Keseimbangan antara perintah Alkitab untuk “meninggalkan” dan “bersatu” ini serupa dengan keseimbangan antara perintah untuk patuh kepada pemerintah (Roma 13) dengan keharusan para rasul melawan pemerintah ketika terjadi situasi di mana mereka dipaksa melawan perintah Allah. Di kitab Kisah Para Rasul 4:5-20, para rasul dikisahkan menolak otoritas Mahkamah Yahudi yang menyuruh mereka berhenti berkhotbah tentang kebenaran Allah. Tapi, para rasul tetap melakukannya dengan sikap hormat.

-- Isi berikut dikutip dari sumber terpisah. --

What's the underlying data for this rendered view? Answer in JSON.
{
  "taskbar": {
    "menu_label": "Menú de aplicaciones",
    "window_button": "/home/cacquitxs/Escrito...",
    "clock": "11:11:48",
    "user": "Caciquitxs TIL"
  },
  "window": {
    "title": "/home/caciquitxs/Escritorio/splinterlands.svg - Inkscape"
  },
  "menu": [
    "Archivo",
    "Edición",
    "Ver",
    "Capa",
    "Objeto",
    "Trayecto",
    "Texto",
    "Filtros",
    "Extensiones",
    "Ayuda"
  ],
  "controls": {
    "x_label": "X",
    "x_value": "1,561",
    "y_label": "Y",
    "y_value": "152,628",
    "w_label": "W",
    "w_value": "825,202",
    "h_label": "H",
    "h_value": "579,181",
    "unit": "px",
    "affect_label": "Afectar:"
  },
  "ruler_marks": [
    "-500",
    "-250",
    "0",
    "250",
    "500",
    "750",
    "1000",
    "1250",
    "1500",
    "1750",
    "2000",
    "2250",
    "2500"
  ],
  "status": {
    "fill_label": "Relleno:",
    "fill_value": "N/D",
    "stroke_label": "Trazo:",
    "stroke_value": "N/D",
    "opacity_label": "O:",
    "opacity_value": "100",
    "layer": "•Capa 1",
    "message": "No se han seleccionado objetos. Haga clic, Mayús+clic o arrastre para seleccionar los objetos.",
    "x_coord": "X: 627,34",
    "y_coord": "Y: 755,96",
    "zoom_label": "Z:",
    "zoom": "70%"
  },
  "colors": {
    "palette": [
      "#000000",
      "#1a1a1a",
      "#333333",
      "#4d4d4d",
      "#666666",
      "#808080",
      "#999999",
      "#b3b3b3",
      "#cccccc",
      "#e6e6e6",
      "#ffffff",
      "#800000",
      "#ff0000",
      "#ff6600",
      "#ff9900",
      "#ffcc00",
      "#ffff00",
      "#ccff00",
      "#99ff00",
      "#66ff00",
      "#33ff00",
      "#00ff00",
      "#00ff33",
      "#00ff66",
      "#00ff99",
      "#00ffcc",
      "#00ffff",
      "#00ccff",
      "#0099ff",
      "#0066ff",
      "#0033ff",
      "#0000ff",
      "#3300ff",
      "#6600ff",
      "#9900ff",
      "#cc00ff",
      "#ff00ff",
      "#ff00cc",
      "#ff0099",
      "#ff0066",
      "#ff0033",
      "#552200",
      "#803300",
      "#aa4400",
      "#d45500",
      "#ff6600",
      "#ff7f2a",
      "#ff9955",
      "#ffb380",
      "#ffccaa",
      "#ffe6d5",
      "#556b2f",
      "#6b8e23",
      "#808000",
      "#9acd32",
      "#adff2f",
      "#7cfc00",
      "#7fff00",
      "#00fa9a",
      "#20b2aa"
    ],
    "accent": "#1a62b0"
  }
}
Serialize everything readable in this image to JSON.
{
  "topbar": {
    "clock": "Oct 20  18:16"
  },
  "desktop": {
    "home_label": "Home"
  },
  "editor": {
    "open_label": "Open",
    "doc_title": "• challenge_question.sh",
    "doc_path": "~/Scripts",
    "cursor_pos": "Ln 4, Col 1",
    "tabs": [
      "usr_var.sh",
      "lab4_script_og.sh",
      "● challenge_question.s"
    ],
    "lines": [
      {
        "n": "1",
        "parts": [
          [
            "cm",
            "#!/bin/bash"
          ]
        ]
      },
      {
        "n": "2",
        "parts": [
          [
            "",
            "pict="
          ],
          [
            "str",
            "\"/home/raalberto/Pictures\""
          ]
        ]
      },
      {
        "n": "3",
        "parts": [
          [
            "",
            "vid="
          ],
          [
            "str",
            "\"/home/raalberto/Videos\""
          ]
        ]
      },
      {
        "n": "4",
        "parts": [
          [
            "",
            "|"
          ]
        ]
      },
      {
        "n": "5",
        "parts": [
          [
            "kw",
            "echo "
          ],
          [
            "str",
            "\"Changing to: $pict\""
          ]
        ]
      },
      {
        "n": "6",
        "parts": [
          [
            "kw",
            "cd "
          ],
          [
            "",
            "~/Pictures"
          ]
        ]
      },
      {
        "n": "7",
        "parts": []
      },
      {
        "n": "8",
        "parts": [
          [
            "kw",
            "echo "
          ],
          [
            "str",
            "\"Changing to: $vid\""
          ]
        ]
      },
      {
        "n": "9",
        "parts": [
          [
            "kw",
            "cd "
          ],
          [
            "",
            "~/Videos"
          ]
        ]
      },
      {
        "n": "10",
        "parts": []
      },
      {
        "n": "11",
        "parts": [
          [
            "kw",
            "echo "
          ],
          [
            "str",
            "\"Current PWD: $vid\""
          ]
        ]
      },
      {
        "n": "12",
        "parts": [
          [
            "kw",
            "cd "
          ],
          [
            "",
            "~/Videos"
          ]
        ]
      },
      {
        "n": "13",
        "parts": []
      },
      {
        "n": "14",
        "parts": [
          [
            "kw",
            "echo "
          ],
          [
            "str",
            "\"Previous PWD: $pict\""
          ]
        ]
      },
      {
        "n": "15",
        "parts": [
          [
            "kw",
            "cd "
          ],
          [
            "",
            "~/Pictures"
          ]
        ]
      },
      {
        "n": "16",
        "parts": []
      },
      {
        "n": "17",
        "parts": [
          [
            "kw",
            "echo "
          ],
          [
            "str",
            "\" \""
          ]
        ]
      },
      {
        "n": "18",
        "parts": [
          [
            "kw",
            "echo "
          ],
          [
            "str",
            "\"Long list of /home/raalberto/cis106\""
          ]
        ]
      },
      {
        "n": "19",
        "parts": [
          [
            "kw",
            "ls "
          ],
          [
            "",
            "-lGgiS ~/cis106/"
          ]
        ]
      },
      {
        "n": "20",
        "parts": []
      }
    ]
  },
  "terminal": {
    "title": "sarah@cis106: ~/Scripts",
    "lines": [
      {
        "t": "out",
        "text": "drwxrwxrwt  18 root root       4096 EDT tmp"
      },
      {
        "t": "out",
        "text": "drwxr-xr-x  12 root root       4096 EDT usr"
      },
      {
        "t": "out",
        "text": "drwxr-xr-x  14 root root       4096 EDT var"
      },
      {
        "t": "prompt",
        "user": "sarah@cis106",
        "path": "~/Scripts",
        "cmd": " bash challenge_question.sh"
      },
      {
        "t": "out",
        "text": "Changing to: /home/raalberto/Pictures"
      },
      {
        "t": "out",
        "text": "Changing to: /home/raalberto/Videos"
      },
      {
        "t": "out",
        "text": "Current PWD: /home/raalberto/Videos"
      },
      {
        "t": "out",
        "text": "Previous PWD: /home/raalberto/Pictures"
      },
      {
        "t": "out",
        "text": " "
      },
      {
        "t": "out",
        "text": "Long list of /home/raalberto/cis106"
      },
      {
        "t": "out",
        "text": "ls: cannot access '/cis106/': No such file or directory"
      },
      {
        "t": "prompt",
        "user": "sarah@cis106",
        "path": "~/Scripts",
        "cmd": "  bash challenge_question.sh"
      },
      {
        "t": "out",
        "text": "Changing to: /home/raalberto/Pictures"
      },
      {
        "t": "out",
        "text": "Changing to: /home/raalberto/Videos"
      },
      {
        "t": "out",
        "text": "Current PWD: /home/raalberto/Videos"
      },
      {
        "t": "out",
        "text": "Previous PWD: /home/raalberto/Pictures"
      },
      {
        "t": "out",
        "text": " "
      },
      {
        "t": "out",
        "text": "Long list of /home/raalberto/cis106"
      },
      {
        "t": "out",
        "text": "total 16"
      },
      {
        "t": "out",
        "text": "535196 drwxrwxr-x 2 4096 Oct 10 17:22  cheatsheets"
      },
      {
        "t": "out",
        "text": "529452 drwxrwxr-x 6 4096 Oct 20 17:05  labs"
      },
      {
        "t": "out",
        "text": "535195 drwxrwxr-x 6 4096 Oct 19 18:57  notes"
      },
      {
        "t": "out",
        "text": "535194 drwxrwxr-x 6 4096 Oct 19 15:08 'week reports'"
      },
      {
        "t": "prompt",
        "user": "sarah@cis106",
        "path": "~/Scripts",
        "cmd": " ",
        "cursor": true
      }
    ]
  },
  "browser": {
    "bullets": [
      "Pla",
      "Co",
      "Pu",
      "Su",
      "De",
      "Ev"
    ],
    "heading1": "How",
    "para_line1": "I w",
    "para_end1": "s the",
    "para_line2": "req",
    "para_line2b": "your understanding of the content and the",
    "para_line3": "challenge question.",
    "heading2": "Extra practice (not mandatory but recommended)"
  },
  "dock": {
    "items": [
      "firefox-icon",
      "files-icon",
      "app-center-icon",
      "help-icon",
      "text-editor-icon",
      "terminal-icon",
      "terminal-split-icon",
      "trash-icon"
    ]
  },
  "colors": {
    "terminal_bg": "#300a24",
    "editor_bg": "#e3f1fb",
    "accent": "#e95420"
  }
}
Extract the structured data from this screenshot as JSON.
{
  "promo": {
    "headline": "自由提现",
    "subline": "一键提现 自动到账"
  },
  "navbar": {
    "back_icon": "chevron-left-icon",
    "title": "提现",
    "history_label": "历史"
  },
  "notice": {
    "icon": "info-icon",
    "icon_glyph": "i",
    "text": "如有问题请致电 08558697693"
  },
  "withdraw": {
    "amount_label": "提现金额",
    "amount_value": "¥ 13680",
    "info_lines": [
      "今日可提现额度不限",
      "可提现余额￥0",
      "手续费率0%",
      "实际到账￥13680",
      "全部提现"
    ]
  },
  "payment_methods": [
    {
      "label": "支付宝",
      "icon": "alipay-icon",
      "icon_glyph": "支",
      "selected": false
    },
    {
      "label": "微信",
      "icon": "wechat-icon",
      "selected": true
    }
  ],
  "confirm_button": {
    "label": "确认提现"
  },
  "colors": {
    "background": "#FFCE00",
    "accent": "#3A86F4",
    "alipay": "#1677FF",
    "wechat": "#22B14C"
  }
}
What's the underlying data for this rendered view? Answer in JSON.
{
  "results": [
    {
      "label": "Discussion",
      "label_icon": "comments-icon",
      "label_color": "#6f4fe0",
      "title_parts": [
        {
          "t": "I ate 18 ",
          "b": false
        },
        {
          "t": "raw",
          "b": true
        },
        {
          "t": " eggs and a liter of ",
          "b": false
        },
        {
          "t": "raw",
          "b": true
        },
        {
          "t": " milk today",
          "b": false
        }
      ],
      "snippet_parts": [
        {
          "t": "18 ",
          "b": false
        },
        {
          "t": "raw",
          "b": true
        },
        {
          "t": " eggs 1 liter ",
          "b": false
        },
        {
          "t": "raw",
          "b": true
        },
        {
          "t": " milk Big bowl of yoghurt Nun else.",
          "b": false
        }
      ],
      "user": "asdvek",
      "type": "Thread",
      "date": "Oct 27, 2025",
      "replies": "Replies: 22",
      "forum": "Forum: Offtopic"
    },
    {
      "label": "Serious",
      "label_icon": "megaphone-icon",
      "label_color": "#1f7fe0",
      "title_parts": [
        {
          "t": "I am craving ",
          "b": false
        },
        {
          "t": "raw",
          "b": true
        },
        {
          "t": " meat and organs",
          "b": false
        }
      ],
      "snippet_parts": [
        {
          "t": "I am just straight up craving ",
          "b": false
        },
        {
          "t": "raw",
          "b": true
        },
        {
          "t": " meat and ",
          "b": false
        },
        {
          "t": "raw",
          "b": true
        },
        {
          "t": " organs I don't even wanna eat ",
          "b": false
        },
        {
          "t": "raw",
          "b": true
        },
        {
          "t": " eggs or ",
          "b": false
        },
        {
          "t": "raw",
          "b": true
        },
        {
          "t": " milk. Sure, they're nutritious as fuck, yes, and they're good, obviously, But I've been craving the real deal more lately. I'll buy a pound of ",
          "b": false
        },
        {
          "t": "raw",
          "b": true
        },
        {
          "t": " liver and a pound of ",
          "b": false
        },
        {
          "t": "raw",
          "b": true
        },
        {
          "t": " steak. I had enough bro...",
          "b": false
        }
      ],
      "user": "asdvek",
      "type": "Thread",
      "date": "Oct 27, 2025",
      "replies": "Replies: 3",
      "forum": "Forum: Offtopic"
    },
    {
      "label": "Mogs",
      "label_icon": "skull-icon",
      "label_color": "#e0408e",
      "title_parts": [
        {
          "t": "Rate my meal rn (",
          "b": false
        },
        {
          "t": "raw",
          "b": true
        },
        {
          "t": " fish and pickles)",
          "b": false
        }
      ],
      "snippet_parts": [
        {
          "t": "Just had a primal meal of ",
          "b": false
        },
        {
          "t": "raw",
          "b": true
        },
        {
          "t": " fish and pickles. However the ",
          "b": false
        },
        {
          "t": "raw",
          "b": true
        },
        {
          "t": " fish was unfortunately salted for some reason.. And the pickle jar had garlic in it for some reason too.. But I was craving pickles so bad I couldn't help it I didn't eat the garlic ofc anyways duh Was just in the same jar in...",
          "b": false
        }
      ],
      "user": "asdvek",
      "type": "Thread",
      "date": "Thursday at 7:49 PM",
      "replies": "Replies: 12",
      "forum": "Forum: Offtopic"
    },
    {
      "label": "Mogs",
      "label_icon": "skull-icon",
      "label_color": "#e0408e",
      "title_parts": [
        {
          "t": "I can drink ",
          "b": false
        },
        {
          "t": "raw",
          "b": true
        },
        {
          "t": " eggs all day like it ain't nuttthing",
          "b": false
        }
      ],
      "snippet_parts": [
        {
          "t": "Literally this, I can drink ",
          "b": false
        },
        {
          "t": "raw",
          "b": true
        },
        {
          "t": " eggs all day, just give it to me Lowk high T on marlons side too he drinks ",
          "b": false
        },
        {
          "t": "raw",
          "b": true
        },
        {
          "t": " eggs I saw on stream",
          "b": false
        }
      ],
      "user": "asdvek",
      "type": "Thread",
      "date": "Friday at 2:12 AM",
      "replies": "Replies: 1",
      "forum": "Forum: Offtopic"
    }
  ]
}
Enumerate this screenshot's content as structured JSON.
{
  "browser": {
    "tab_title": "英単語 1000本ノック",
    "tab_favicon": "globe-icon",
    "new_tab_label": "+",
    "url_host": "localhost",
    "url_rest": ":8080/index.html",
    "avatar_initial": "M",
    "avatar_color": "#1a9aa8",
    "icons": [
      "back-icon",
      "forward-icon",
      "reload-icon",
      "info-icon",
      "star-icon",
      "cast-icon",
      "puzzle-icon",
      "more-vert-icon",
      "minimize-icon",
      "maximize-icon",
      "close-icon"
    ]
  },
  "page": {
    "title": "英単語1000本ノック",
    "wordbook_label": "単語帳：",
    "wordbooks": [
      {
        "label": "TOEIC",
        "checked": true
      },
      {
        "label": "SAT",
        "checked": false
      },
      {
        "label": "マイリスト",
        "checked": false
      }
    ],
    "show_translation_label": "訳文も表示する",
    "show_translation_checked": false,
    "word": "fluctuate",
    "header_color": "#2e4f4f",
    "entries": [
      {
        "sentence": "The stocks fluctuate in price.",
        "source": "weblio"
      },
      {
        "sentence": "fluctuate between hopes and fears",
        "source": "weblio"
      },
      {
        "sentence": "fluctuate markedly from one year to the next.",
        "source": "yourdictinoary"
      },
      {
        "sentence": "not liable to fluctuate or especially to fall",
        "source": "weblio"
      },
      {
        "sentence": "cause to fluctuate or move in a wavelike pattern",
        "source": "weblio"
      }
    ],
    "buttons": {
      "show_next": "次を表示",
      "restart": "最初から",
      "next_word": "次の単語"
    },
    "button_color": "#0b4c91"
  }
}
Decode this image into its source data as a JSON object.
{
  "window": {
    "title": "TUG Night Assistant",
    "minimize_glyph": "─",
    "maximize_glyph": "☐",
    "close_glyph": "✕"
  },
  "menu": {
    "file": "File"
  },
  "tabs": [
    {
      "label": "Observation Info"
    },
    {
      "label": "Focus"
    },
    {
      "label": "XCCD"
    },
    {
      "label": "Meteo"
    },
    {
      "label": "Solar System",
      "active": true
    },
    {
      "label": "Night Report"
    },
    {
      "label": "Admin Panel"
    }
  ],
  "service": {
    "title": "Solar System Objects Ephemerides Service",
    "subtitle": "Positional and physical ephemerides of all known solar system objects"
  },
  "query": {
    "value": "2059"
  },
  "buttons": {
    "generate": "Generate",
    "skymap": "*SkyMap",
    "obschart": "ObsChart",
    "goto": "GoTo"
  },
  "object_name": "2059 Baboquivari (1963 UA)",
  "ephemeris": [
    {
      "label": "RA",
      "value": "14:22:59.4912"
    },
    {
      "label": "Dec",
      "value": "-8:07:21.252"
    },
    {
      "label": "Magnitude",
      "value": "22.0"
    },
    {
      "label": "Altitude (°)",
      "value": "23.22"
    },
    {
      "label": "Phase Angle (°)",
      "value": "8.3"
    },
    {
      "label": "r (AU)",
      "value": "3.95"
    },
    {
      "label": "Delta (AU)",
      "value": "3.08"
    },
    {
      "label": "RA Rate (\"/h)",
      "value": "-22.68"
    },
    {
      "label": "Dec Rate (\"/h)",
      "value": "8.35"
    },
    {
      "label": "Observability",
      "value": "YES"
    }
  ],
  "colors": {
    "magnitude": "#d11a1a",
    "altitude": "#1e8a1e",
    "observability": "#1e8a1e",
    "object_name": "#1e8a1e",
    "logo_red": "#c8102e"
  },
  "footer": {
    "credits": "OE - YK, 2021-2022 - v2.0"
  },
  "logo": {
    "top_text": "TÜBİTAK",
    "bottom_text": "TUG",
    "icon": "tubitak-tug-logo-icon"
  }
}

Demikian pula, Yesus memerintahkan kita untuk menghormati para orangtua, namun hubungan orangtua-anak ini harus diposisikan sebagai hubungan yang sekunder dibandingkan hubungan kita dengan Kristus (Luk 14:26). Jika para orangtua melanggar prinsip di kitab Kejadian 2:24, maka para orangtua ini tidak harus dipatuhi, namun tetap harus dilakukan dengan rasa hormat.
Begitu pula, keinginan pasangan hidup kita harus diabaikan jika ia tidak bersedia memberikan waktu, tenaga, dan dukungan finansial yang dibutuhkan orangtua kita yang sudah lanjut usia. Tapi, kita juga harus bisa membedakan yang mana benar-benar merupakan kebutuhan fisik dan batiniah, dengan yang cuma sekedar tuntutan dari orangtua yang terlalu dominan.